LinkedIn All starPart of my involvement with the Association of Certified Fraud Examiners (ACFE) annual conference is providing personal career consultations with conference attendees. Many attendees work in the public sector, and over the course of individual conversations with folks who signed up for personal consultations, I was surprised to learn that many of them have no active involvement with social media platforms. Many believed they had to fully immerse themselves on a variety of platforms, but were relieved to know that that’s not the case at all. Some have Facebook pages, and some have LinkedIn profiles, but in most instances, either their LinkedIn profiles are incomplete, or they simply have a presence and are not actively participating – or both.
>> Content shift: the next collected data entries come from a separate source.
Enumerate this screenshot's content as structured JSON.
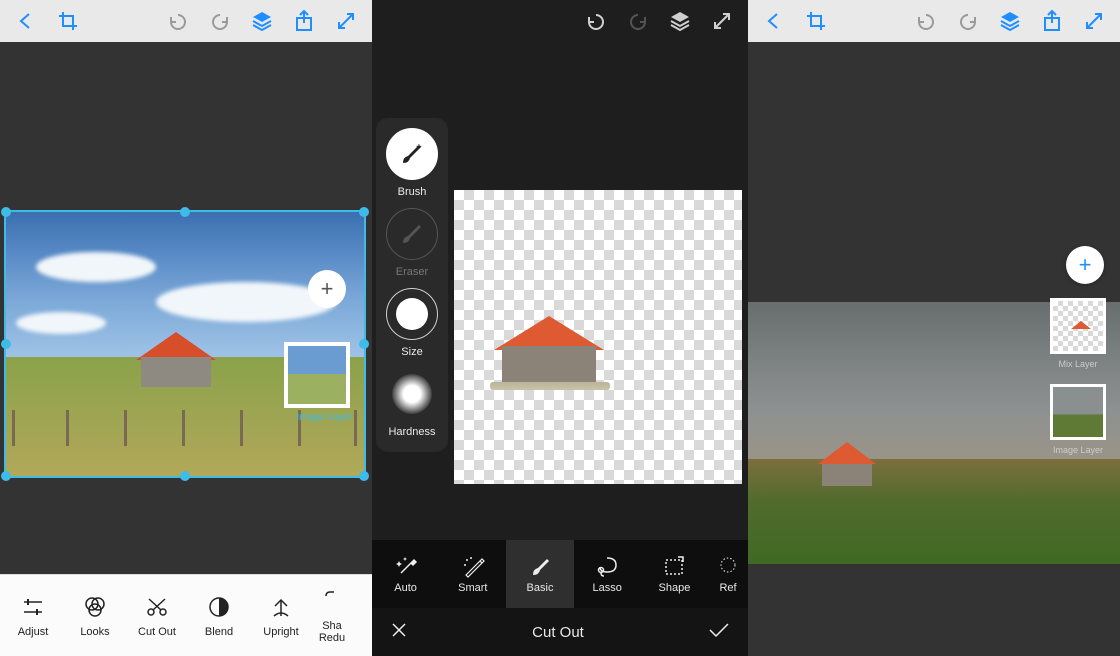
{
  "panes": {
    "left": {
      "toolbar": {
        "items": [
          "back",
          "crop",
          "undo",
          "redo",
          "layers",
          "share",
          "fullscreen"
        ]
      },
      "canvas": {
        "image_label": "Image Layer",
        "add_label": "+"
      },
      "bottom_tabs": [
        {
          "icon": "adjust",
          "label": "Adjust"
        },
        {
          "icon": "looks",
          "label": "Looks"
        },
        {
          "icon": "cutout",
          "label": "Cut Out"
        },
        {
          "icon": "blend",
          "label": "Blend"
        },
        {
          "icon": "upright",
          "label": "Upright"
        },
        {
          "icon": "shake",
          "label": "Sha Redu"
        }
      ]
    },
    "center": {
      "toolbar": {
        "items": [
          "undo",
          "redo",
          "layers",
          "fullscreen"
        ]
      },
      "tools": [
        {
          "icon": "brush",
          "label": "Brush",
          "state": "selected"
        },
        {
          "icon": "eraser",
          "label": "Eraser",
          "state": "dim"
        },
        {
          "icon": "size",
          "label": "Size",
          "state": "normal"
        },
        {
          "icon": "hardness",
          "label": "Hardness",
          "state": "normal"
        }
      ],
      "bottom_tabs": [
        {
          "icon": "auto",
          "label": "Auto"
        },
        {
          "icon": "smart",
          "label": "Smart"
        },
        {
          "icon": "basic",
          "label": "Basic",
          "active": true
        },
        {
          "icon": "lasso",
          "label": "Lasso"
        },
        {
          "icon": "shape",
          "label": "Shape"
        },
        {
          "icon": "refine",
          "label": "Ref"
        }
      ],
      "titlebar": {
        "cancel": "✕",
        "title": "Cut Out",
        "confirm": "✓"
      }
    },
    "right": {
      "toolbar": {
        "items": [
          "back",
          "crop",
          "undo",
          "redo",
          "layers",
          "share",
          "fullscreen"
        ]
      },
      "add_label": "+",
      "layers": [
        {
          "label": "Mix Layer"
        },
        {
          "label": "Image Layer"
        }
      ]
    }
  }
}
So briefly, here are six reasons why public sector employees need an active social media presence (primarily for LinkedIn) for growing their careers:

  1. An active social media presence makes you more visible to decision makers and hiring managers. Social media has rendered organizational “gatekeepers” obsolete, because with an active social media presence on the right platforms, you can gain access to these people. Without an active social media presence, you are anonymous.
  2. Some studies show that between 33 and 67 percent of all positions filled come about through referrals. That’s justification enough for you to continue building your network of contacts on LinkedIn.
  3. Social media (more precisely, networking platforms) allows you to promote and leverage your expertise as a resource for others. Hiring managers are always looking for problem solvers, game changers, and solutions providers. And all hiring managers want experts on their team.
  4. Social media connections allow you to build a level of mutual familiarity. One of the first steps to gaining access to decision makers is to first establish a degree of mutual familiarity. Make your connections strategic for any potential mutual exchange of value.
  5. Familiarity with your network contacts over time leads to trust. When you consistently contribute value to conversations with others, “like” their comments, or “retweet” their Tweets, that familiarity can lead to mutual trust.
  6. Mutual trust with your network contacts can lead to direct access. Hiring managers, like the rest of us, want to work with people we are familiar with and who we trust. More often than not, those people advance to the head of the line for direct access.

What accelerates direct access to decision makers is having a polished professional brand that makes its way onto social media platforms through your website, blog, articles published in peer-reviewed journals, books, conference presentations, and so on. All of that goes in your LinkedIn profile. I cover building a professional brand in both of my books.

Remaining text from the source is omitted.